An attempt at defining the goals, parameters, and suggesting an implementation for a unified security system for the XPCOM object model.

Goal: provide a security model and API for the XPCOM component model which

  • defines and minimizes the "Trusted Computing Base" of code which must be audited for security
  • has no impedance mismatches with the CAS/CLR security model;
  • doesn't require changing existing frozen interfaces, if at all possible.

Preliminary Discussion

The existing mozilla codebase can be divided in roughly two pieces, in terms of security:

  1. methods/objects that participate in the CAPS security model. These include objects/interfaces potentially available to untrusted script. I will call this secured code.
  2. methods/objects that don't know or care about the security model. This includes most of the low-level objects and interfaces of XPCOM/networking plus many high-level objects/interfaces for use by browser chrome only (e. g. the chrome registry/bookmarks and history service/whatnot). I will call this unsecured code.

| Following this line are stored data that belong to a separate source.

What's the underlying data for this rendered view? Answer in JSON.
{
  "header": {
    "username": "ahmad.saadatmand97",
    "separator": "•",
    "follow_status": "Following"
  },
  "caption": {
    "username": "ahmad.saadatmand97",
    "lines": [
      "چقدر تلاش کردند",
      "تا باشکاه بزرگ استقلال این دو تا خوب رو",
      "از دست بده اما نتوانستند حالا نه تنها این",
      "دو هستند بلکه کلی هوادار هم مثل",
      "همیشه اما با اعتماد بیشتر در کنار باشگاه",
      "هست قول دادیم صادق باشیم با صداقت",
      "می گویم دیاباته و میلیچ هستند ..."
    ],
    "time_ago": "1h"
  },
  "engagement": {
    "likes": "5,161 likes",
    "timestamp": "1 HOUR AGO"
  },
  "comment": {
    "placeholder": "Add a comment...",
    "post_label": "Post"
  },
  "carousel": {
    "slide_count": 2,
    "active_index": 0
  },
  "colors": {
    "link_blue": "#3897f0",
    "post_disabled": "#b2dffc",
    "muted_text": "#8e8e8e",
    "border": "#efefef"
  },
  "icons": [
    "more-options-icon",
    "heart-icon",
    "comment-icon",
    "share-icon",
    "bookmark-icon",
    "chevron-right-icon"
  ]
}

The division between secured and unsecured code is not well-defined. In addition, secured or unsecured code sometimes (frequently?) calls secured code without establishing a proper security context, which causes security bugs such as the recent file-upload issue:

  1. Web-script calls document.write("<input type=\"file\" value=\"/foo/important\">"); This is a call from secured code to secured code.
  2. The secured document.write code properly detects the security hole, and calls inputelement.setvalue(""); This is also a call from secured code to secured code, however, we are running under the wrong security context (the context of the web-script, instead of system code).

The solution was to make the code call setValueInternal (which is unsecured code), therefore bypassing security checks. However, this is not a systemic solution, because we don't want to provide "internal" versions of every secured method.

There are two options that I can see to solve this problem:

  1. Make all the code in mozilla "secured code". This involves placing security checks throughout C++, which won't perform and is silly.
  2. Make explicit the division between secured code and unsecured code. Define under what circumstances secured code and unsecured code may interact.

Option 2 is the good choice. I think that, per yesterday's mozilla2.0 teleconference, we are all agreed up to this point. Before I dive into controversial territory, I want to mention a few other implementation details which I believe are non-controversial:

  1. the CAPS implementation should not depend on the xpconnect context stack. We are moving towards multi-language support and CLR/CAS, and spidermonkey may go away completely;
  2. We need some kind of extensible/pluggable support to map URI schemes and network channels to a security codebase. Right now we've hard-coded special case code for many URI schemes into CAPS (jar:, chrome), and this is not practical as embedders and extension authors continue to invent new and exciting protocol handlers, or implement "oldies" like shtml.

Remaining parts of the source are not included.